The entire brewery and bar were put together by the two families and the bar space is filled with upcycled timber, cosy couches and a roaring fireplace. But where you really want to enjoy Mitta's beers is in the beer garden, which offers wonderful views of the surrounding mountain ranges and the imposing and often snow-tipped Mount Bogong.
Mitta Mitta's beers make full use of the hops grown behind the brewery while the food menu is one that’s focused on sustainably and locally sourced ingredients.
Pull up at 1639 Mitta North Road, Mitta Mitta
Bridge Road Brewers
It’s quite a drive from Mitta to Beechworth so don’t be deceived by how close they look on a map – you’ve got many winding paths to make it through first. Once you do, head immediately to a pioneering craft brewery in the pioneer town.

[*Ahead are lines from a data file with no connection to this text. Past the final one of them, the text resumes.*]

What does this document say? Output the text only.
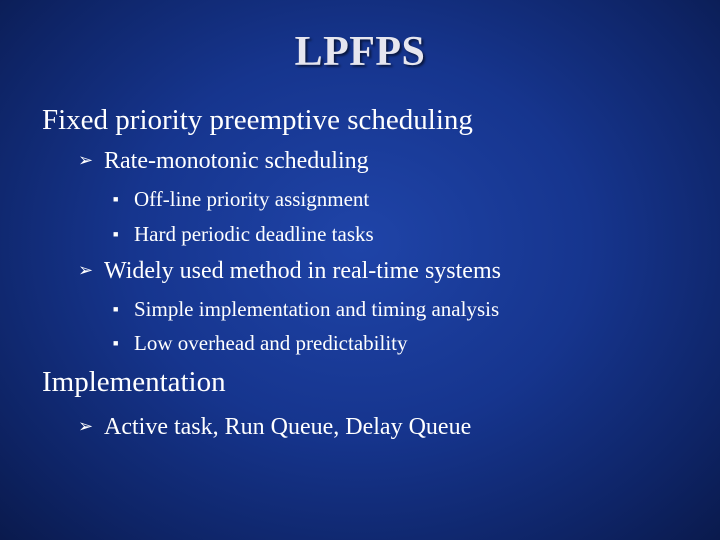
LPFPS
Fixed priority preemptive scheduling
➢ Rate-monotonic scheduling
■ Off-line priority assignment
■ Hard periodic deadline tasks
➢ Widely used method in real-time systems
■ Simple implementation and timing analysis
■ Low overhead and predictability
Implementation
➢ Active task, Run Queue, Delay Queue
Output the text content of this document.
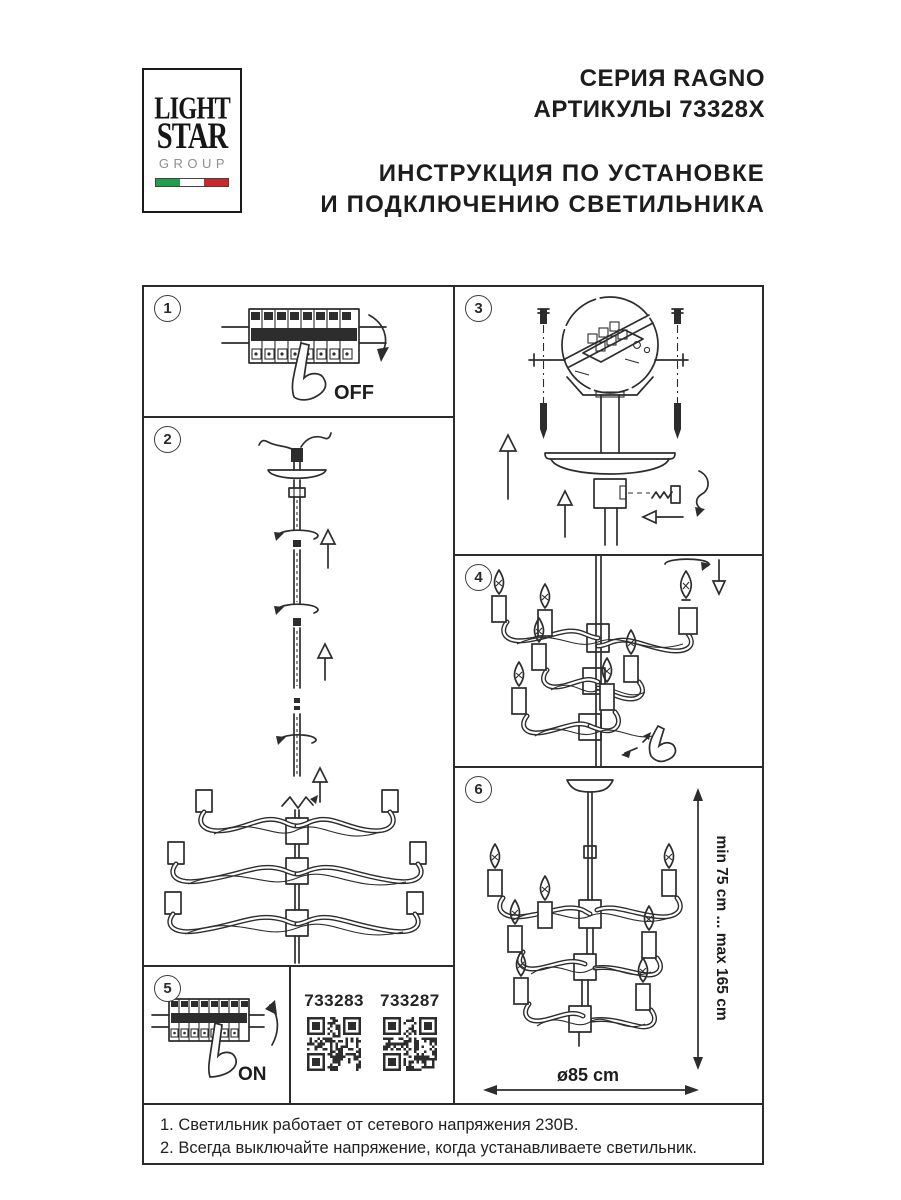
LIGHT
STAR
GROUP
СЕРИЯ RAGNO
АРТИКУЛЫ 73328X
ИНСТРУКЦИЯ ПО УСТАНОВКЕ
И ПОДКЛЮЧЕНИЮ СВЕТИЛЬНИКА
1
OFF
2
3
4
6
min 75 cm ... max 165 cm
ø85 cm
5
ON
733283 733287
1. Светильник работает от сетевого напряжения 230В.
2. Всегда выключайте напряжение, когда устанавливаете светильник.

Bridge Road Brewers was launched by 2005 by Ben and Maria Kraus in Ben’s dad’s shed and, today, their beers can be found in many parts of the country. Nowhere beats trying those beers in the place where they’ve been brewed for most their history, however: the Gold Rush-era coach house in the heart of Beechworth.
It’s there you can sit beside the tanks and try one of the 20 rotating taps of beer while enjoying a pizza or traditional pretzel inspired by Maria’s homeland of Austria. Some of those beers might be traditional but many break the mould, with Bridge Road brewing somewhere around 50 beers a year, installing Australia's first foeder for beer, and often being among the first to explore new styles or hops, taking advantage of Hop Product Australia’s nearvy Rostrevor Farm.
Join the fun at the Old Coach House, Ford Street, Beechworth
Billson’s manages to occupy the unusual position of being both one of the High Country’s newest breweries and its oldest. Parts of the operation date from 1865, when Englishman George Billson took over the site in Beechworth and built the tower brewery that still stands today. It became a significant part of the Victorian colony’s brewing scene, though later turned from beer to focus on cordial production, with which the Billson’s name became best associated.
That was until 2017 when Nathan Cowan and Felicity Cottrill – along with Nathan’s parents – took over the business. They immediately set about restoring the historic building and now the brewery produces not just a range of beers, some inspired by Billson’s earliest recipes, but also myriad cordials, spirits and even canned water drawn from the 150-year-old spring below the site.
It’s not just a brewery, distillery, tasting room and café, though, it’s more akin to a walkthrough museum where great care has been given to recover and showcase historic brewing technics. Downstairs, the Speakeasy bar is a fine space in which to try the spirits and beers if you're less interested in studying historic beverages and more keen to simply drink them.
Step back in time at 29 Last Street, Beechworth
Also in the area...
Rutherglen is best known for bold red wines like Durif and Muscat but the town by the Victorian and NSW border also has its own brewery. Rutherglen Brewery was launched by Fiona Myers and Gavin Swalwell in 2015 inside one of the town’s historic buildings and serves up multiple beer styles.
The connected restaurant, Taste at Rutherglen, provides seasonal menu and fine dining.